Democrats howled that state-supported services could not sustain any more reductions and drew "a line in the sand." But neither they nor Gov. Arnold Schwarzenegger can adequately explain how the state's revenues could rise from $70 billion a year in 2003-04, when Schwarzenegger first became governor on a pledge to end "crazy deficit spending," to $100 billion today and yet the budget's deficit is much bigger. Where'd all that money go?

Democrats also claimed that by raising income taxes on those in upper income tiers, they were merely doing what Republicans, including then-Gov. Pete Wilson, did in the early 1990s when the state faced a budget problem that was, in relative terms, twice as bad as this one. So by their reckoning they're not raising taxes so much as restoring them to where they should be.

They neglect to add, however, that the taxes raised during that era, both income and sales taxes, were temporary whereas most revenue boosts the Democrats want this year would be permanent. And they also failed to mention that Wilson said later he regretted doing it.

Republicans, meanwhile, contend that despite the Wilson-era tax increases, state revenues declined, thus "proving" that raising taxes would worsen the economy. Yes, the 1990s recession did deepen and revenues did slide, but it's about 99 percent certain that there was no cause-and-effect relationship.
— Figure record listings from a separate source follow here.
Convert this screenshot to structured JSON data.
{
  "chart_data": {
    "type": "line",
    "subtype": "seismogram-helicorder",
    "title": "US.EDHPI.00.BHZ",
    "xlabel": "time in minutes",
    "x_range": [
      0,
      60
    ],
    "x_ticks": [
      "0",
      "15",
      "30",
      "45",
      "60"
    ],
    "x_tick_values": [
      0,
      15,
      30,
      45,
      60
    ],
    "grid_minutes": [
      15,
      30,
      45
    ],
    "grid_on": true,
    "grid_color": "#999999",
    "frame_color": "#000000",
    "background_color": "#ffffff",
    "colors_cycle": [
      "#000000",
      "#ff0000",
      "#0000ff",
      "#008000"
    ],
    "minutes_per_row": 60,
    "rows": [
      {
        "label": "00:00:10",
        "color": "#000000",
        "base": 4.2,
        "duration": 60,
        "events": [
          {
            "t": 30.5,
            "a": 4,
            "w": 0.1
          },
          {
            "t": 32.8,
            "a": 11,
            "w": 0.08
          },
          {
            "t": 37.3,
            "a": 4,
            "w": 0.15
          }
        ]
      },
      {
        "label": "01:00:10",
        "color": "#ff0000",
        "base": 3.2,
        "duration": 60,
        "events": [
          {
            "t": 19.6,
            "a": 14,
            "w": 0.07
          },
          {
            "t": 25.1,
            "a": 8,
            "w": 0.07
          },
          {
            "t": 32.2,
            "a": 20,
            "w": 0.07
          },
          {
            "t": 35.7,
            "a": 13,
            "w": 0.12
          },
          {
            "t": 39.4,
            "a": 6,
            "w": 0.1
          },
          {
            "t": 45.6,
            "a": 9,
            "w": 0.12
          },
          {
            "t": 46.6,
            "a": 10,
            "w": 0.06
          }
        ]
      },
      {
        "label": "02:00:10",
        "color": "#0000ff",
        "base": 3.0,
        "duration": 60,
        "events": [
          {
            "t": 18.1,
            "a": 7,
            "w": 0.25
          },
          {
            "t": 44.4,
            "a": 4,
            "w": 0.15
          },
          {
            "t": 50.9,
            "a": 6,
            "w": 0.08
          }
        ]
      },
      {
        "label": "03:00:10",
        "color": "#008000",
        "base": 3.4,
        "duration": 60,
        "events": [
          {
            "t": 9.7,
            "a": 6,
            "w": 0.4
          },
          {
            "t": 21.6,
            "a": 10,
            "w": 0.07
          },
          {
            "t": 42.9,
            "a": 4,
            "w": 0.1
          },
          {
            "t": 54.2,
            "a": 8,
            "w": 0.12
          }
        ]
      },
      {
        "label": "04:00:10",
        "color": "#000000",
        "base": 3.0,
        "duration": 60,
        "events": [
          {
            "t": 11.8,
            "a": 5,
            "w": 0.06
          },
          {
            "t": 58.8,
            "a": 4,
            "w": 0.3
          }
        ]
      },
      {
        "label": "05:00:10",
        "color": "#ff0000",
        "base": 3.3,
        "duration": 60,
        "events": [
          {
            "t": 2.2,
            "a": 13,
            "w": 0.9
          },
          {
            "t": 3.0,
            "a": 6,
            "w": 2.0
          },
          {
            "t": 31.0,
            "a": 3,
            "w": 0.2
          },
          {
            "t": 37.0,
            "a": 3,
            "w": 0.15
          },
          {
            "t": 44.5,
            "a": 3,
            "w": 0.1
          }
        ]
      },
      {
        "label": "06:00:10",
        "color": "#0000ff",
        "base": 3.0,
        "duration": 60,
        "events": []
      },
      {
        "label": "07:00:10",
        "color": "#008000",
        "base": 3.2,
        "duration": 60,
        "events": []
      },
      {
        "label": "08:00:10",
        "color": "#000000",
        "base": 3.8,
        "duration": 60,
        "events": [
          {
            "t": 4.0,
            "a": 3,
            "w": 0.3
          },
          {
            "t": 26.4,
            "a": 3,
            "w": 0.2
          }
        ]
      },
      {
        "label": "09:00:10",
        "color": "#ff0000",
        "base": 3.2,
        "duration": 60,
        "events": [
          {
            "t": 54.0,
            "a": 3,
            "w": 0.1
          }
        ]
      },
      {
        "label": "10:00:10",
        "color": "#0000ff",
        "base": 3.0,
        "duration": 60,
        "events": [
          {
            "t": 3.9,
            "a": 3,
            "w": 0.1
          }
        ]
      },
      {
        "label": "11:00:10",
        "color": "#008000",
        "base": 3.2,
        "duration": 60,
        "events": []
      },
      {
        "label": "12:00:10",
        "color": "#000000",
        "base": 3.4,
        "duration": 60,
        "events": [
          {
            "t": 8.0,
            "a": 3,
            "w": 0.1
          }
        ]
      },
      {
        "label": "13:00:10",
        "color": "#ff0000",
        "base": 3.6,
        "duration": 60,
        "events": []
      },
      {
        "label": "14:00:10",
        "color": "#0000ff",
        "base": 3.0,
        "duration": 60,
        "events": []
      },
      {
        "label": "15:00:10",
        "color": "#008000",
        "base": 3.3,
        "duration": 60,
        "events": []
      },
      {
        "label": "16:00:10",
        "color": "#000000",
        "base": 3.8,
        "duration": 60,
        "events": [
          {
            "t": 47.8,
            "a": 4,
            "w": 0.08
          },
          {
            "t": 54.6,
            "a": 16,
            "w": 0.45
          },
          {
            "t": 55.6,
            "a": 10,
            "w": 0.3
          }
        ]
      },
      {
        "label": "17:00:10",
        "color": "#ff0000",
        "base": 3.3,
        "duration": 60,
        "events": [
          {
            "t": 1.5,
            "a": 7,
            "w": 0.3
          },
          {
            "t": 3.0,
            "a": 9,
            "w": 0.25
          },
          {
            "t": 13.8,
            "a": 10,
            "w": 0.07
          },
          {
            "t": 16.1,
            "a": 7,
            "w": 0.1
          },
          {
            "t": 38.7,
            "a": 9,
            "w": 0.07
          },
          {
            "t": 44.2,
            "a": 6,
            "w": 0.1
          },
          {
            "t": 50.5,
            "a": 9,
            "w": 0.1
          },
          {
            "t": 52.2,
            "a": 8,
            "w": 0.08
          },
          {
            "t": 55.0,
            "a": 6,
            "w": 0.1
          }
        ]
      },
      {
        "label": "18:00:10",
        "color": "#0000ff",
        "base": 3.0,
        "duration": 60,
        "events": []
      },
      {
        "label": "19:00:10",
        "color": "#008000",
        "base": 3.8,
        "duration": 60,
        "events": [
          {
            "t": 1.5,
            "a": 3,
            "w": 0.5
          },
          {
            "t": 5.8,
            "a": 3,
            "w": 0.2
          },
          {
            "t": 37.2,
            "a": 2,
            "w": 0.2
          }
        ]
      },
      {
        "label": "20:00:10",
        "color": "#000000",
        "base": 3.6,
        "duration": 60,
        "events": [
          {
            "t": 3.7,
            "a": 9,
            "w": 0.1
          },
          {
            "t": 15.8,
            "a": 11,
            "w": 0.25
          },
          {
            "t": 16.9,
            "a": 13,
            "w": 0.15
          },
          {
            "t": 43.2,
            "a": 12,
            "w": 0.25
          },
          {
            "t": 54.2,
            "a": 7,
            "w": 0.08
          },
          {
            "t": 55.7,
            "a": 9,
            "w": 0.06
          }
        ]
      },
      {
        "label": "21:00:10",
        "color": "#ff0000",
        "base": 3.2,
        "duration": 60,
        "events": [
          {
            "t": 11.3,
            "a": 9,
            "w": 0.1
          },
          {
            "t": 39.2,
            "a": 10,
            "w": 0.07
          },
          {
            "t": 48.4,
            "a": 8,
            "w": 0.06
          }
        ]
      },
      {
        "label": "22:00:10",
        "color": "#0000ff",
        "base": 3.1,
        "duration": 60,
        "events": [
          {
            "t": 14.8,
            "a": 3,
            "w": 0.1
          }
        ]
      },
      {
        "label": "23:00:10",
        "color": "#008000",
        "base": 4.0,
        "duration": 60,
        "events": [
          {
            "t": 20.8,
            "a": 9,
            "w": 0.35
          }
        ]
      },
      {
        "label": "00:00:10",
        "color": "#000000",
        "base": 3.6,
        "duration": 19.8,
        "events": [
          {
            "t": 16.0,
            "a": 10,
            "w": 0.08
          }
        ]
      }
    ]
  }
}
It was the worst California recession in a half-century, and its primary cause was a collapse of the Southern California aerospace industry due to Pentagon spending cutbacks in the wake of the Cold War – cutbacks that were several times as large as the state tax increase.

Whether the state extracts a larger portion of the personal revenue stream and spends it or the money remains in private hands and is spent makes little economic difference. The money still circulates in the economy. Furthermore, the $8.2 billion is a tiny fraction of the eighth-largest economy in the world, only about one-half of 1 percent of Californians' personal income.

Would it then lead, as critics contend, to high-income Californians fleeing to states with lower or zero income taxes, such as Nevada, rather than pay their new levies? A few might, but those affected are a tiny number of very high-income taxpayers, and the new state taxes would be deductible on their federal income tax returns, reducing the net bite by about one-third.

There is a legitimate criticism of raising income taxes on the wealthy – that it increases the state's dependence on a relatively volatile revenue source, which is deadly when combined with very rigid spending formulae.

But the notion that a relatively small package of taxes would have big economic impacts is pure sophistry – or cynical propaganda.